Pero precisamente de eso se trata, de creerlo. Nos asombramos al ver la cruz porque ninguno de nosotros hubiera soportado tal afrenta para darle vida a quien no nos ama ¡y mucho menos a los que nos desprecian, nos escupen y nos hieren! Él sí lo hizo. Su amor es demasiado grande para comprenderlo, así que solo nos queda asombrarnos.
Cuando comenzamos a asombrarnos y a creer, adoramos. No como una obligación, ni como un pago por lo que estamos viendo. Adoramos porque es la reacción amorosa de un corazón que no comprende tanto amor. No podemos pagarle porque el amor jamás se compra o se vende, simplemente se recibe y se da.
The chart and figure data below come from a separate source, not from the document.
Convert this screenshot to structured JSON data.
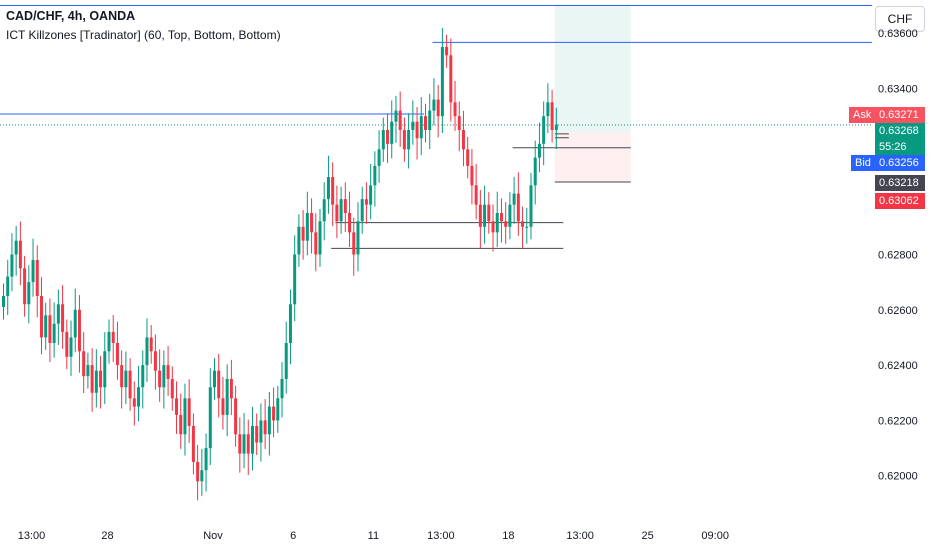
{
  "header": {
    "title": "CAD/CHF, 4h, OANDA",
    "indicator": "ICT Killzones [Tradinator] (60, Top, Bottom, Bottom)",
    "currency": "CHF"
  },
  "price_tags": {
    "ask_label": "Ask",
    "ask": "0.63271",
    "last": "0.63268",
    "countdown": "55:26",
    "bid_label": "Bid",
    "bid": "0.63256",
    "level1": "0.63218",
    "level2": "0.63062"
  },
  "colors": {
    "up": "#089981",
    "down": "#f23645",
    "line_blue": "#2962ff",
    "grid_text": "#131722",
    "ask_bg": "#f7525f",
    "bid_bg": "#2962ff",
    "last_bg": "#089981",
    "level1_bg": "#434651",
    "level2_bg": "#f23645"
  },
  "chart_data": {
    "type": "candlestick",
    "ylim": [
      0.6184,
      0.6372
    ],
    "y_ticks": [
      0.62,
      0.622,
      0.624,
      0.626,
      0.628,
      0.632,
      0.634,
      0.636
    ],
    "y_tick_labels": [
      "0.62000",
      "0.62200",
      "0.62400",
      "0.62600",
      "0.62800",
      "0.63200",
      "0.63400",
      "0.63600"
    ],
    "x_tick_labels": [
      "13:00",
      "28",
      "Nov",
      "6",
      "11",
      "13:00",
      "18",
      "13:00",
      "25",
      "09:00"
    ],
    "x_tick_bar_index": [
      7,
      25,
      50,
      69,
      88,
      104,
      120,
      137,
      153,
      169
    ],
    "candles_close": [
      0.6265,
      0.6272,
      0.628,
      0.6285,
      0.6275,
      0.6262,
      0.627,
      0.6278,
      0.6265,
      0.625,
      0.6258,
      0.6248,
      0.6255,
      0.6262,
      0.6252,
      0.6243,
      0.625,
      0.626,
      0.6245,
      0.6236,
      0.624,
      0.623,
      0.6238,
      0.6232,
      0.6245,
      0.6252,
      0.6248,
      0.624,
      0.6232,
      0.6238,
      0.6228,
      0.6225,
      0.6232,
      0.624,
      0.625,
      0.6245,
      0.6238,
      0.6232,
      0.624,
      0.6235,
      0.6228,
      0.6222,
      0.6215,
      0.6228,
      0.6218,
      0.6205,
      0.6198,
      0.6202,
      0.621,
      0.6232,
      0.6238,
      0.6228,
      0.6222,
      0.6235,
      0.6228,
      0.6215,
      0.6208,
      0.6215,
      0.6208,
      0.6218,
      0.6212,
      0.622,
      0.6215,
      0.6225,
      0.622,
      0.6228,
      0.6235,
      0.6248,
      0.6262,
      0.628,
      0.629,
      0.6285,
      0.6295,
      0.6288,
      0.628,
      0.6292,
      0.63,
      0.6308,
      0.6298,
      0.6292,
      0.63,
      0.6295,
      0.6288,
      0.628,
      0.6292,
      0.63,
      0.6298,
      0.6305,
      0.6312,
      0.6318,
      0.6325,
      0.632,
      0.6328,
      0.6332,
      0.6325,
      0.6318,
      0.6325,
      0.6328,
      0.6322,
      0.633,
      0.6325,
      0.6332,
      0.6336,
      0.633,
      0.6355,
      0.6352,
      0.6335,
      0.633,
      0.6325,
      0.6318,
      0.6312,
      0.6305,
      0.6298,
      0.629,
      0.6298,
      0.6292,
      0.6288,
      0.6295,
      0.6292,
      0.629,
      0.6298,
      0.6302,
      0.6292,
      0.629,
      0.629,
      0.6305,
      0.6315,
      0.632,
      0.633,
      0.6335,
      0.6325,
      0.6327
    ]
  }
}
En ninguna relación las dos personas aman de la misma manera ni en la misma cantidad. En nuestro trato con Dios, su amor es inmenso, infinito, inacabable, impresionante, puro, emocionante... Cualquier respuesta nuestra de cualquier tipo se queda infinitamente pequeña...
Pero Dios acepta nuestra gratitud con agrado porque su amor es mucho más grande de lo que podemos imaginar, y ese mismo amor recibe nuestra adoración por muy insignificante que nos pa- rezca en comparación con él.
Por si todo eso fuera poco, el que lo dio todo por nosotros nos tiene ahora en sus manos... en esas manos heridas. Nosotros somos parte de sus cicatrices y no nos suelta jamás. Nos ama demasiado. «A ti se aferra mi alma; tu diestra me sostiene» (Salmo 63:8). El Señor dice que vivimos dentro de sus manos. Le traspasaron por nuestra culpa, pero nadie nos puede arrebatar de esas manos.
En el cielo nos postraremos ante el Señor Jesús. Tendremos un cuerpo transformado y perfecto igual que él. Pero la perfección de su cuerpo cuenta con algo que nadie esperaba: cicatrices. Me impresiona el hecho de que nosotros no tengamos ninguna secuela de nuestro pecado, ninguna consecuencia física de nuestra rebelión contra Dios, y el Hijo de Dios sí tenga en su cuerpo las señales de su dolor por nosotros. Las cicatrices causadas por las heridas que nosotros deberíamos llevar. Las cicatrices del amor.
Eso le hace aún más perfecto aunque sea solo una manera de hablar, porque a él jamás le faltó nada. No intentes comprenderlo, es imposible. Solo asómbrate de que las heridas sean la expresión del amor de Dios. Asómbrate y adórale; de eso se trata la cruz.